The Italian Lauda: Origins, Features, Connections (organised jointly with TORCH Digital Humanities and Sensory Heritage Network)

Joint session with TORCH Digital Humanities and Sensory Heritage (DHSH) Network and the Early Modern Italian World Seminar.

The lauda, a vibrant expression of popular piety, is a poetic-musical genre that, from the second half of the twelfth century, documented the earliest evidence of singing in the Italian language. Drawing upon melodies of varied origins, it often served to aurally convey texts and concepts — both spiritual and secular — among a largely illiterate population through minstrels, lay confraternities, and preachers. Despite its fluid nature, a significant corpus of laude has been preserved in written form for ritual purposes, sometimes accompanied by musical notation, thus constituting an impressive repository of ‘frozen orality’. This research, aimed at exploring the intrinsic intermediality of the Italian lauda, has recently been awarded an ERC Advanced Grant based at the University of Trento. It focuses on collecting the entire corpus of texts handed down with music up to the mid-1500s, and comprehensively investigating it from an interdisciplinary perspective with digital tools, seeking to better understand the relationship between poetry and music within the popular dimension of past centuries.

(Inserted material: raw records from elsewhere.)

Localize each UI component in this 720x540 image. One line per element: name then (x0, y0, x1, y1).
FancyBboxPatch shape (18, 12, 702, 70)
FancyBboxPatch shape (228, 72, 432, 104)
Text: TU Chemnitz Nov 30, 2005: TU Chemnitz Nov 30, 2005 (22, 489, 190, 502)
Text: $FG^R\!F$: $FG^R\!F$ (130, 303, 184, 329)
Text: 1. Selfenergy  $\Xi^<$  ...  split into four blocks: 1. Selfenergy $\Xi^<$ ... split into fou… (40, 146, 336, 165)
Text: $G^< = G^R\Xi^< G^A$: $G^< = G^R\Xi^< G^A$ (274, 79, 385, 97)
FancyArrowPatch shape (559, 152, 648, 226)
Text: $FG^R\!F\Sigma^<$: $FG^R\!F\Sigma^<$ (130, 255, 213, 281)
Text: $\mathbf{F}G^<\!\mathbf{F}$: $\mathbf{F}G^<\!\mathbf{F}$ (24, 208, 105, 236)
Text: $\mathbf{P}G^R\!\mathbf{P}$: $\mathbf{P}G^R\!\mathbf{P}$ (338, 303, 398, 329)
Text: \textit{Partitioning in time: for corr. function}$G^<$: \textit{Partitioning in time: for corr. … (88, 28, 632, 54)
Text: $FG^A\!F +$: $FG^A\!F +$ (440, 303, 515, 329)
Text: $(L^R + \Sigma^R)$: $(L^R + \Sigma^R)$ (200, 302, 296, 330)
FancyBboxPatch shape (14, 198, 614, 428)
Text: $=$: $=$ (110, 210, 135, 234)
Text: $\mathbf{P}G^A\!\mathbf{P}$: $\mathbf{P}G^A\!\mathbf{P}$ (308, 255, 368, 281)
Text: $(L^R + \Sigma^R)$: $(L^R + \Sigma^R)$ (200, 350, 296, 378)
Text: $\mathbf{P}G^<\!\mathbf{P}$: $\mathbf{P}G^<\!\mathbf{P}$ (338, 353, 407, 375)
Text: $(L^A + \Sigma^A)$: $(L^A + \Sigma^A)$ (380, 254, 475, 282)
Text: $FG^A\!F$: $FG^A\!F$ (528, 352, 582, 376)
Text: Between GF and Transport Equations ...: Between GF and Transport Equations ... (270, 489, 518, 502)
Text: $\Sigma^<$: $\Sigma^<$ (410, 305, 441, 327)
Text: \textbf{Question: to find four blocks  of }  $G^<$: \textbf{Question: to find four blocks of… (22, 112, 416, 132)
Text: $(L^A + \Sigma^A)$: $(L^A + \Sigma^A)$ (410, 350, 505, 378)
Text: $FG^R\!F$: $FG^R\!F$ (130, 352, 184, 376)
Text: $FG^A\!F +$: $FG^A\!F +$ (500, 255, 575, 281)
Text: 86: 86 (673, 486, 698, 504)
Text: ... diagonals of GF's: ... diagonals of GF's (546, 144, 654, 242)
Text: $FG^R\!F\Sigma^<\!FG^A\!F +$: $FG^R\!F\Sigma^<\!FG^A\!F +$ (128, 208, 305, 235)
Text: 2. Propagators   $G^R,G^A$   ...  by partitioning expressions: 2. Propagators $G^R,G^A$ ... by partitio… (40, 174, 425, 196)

Francesco Zimei is Professor of Musicology at the University of Trento. His research interests center around the relationship between text and music within historical contexts and approaches. This methodology has led to important studies on medieval and early Renaissance songs, J S Bach’s self-borrowing processes, and Italian opera buffa, including Lorenzo Da Ponte’s American experience. A former fellow of The Harvard University Center for Italian Renaissance Studies at Villa I Tatti, and the Italian Academy for Advanced Studies at Columbia University, he was recently awarded a European Research Council Advanced Grant for a five-year project on the Italian lauda.